A moça tenta um contato de terceiro grau. Nada. A moça, amigo, vos digo, não é uma desesperada que viu no encontro uma cena de matrimônio. Ao contrário. Estava na dela, tipo ele fala em casamento… ela toma uma coca zero ou um suco daquelas coisas verdes estranhas que a gente antigamente botava no tutu à mineira.

Só fica puta da vida porque o miserável das costas ocas, o malassombro, não é claro no seu sumiço. Havia até falado em ver “As mil e uma noites”, o filme, com a nega. Sem se falar em outras fofuras futuras futuristas etc.

Aí chegamos ao ponto, colega. Os fofos são os piores nesse aspecto. Só os fofos pulverizam o ambiente com o bom-ar das falsas promessas.

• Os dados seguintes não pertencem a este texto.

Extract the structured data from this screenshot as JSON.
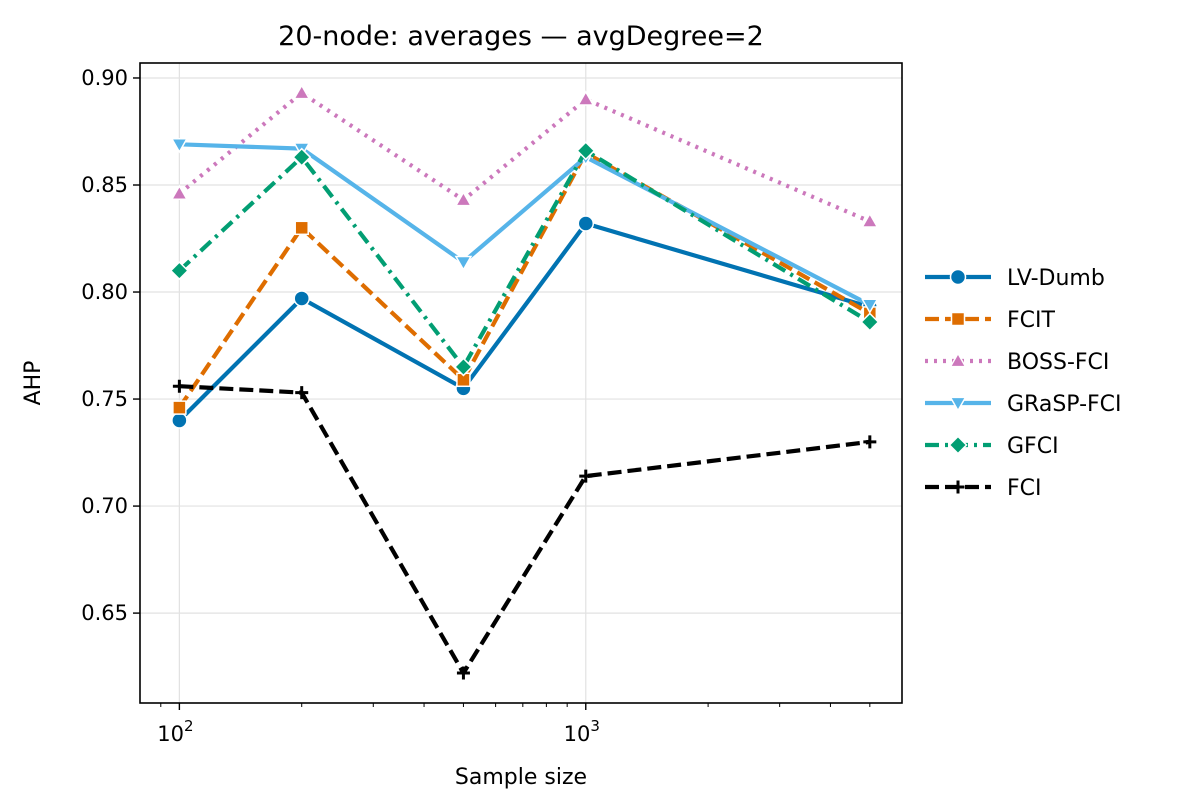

Os fofos sentem a extrema necessidade de continuarem fofos. São escravos disso. Amam ser elogiados pela utópica fofolândia que carregam no mapa imaginário de bolso.

Não vivem sem. Nem a pau, duvido. São escravos da fofura ou da falsa e viciante fofura.

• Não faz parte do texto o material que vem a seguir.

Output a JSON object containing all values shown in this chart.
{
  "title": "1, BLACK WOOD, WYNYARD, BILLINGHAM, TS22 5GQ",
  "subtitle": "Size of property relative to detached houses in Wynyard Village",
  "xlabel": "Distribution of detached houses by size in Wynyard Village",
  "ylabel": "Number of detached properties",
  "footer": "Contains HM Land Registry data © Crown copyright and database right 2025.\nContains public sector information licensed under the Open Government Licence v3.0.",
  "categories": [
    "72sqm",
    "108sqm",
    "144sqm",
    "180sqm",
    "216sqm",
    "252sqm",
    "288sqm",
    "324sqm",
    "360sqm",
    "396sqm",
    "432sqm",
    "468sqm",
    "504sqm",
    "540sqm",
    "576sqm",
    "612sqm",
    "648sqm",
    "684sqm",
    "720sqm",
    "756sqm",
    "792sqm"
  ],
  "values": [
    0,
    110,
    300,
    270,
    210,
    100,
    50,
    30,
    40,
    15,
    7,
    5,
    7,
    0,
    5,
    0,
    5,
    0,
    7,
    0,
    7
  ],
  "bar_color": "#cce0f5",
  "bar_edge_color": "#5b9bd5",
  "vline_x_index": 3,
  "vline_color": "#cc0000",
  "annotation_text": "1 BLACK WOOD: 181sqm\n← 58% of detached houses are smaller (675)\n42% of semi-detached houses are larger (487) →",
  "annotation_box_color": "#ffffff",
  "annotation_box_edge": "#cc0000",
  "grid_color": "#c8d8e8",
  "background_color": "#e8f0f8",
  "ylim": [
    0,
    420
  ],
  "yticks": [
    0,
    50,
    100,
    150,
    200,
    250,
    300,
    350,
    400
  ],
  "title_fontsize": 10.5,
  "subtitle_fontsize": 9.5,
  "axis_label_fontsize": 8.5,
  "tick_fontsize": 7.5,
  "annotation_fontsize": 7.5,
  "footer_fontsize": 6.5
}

O cafajeste até deixa um certo suspense, afinal de contas sabe que o encontro de um homem e uma mulher é e sempre será dirigido pelo cineasta Hitchcock, mas o cafa não engana com os signos da fofice de um possível namoro. Todo cafa é apenas um budista -sem templo- que vive o momento amoroso.

O perigo, nesse sentido, amiga, vem do fofo. O que apenas prova que o contrário da cafajestice não é a fofura.

O bom homem é, digamos assim, o homem normal, o homem da agricultura, do comércio, da pecuária, o vaqueiro, o suburbano sem os arrotos do canalha-bouquet dos vinhos finos.

O fofo pode ser sim um perigo.

O fofo sofre da doença da conquista pelos bons modos e a boa impressão que causa. Aquele que faz a moça ligar para a amiga no dia seguinte e dizer, na euforia, “bicha, num acredito, o que é esse homem, tão sensível, curte literatura, ama o Morrissey…”

O fofo tem sangue frio na sua arquitetura da decepção. O fofo constrói todo um repertório de coincidência de meus livros, meus discos, minhas bandas etc.

Sumir todo mundo some, homem, mulher etc, mas na equação entre promessa e fuga ninguém supera a covardia –sentimental ou sexual- de um um homem dito fofo.

Tenho dito. Cada vez mais longe da certeza e cada vez mais perto da contradição chamada vida.

Xico Sá, escritor e jornalista, é autor de “Os machões dançaram” (ed. Record), entre outros livros.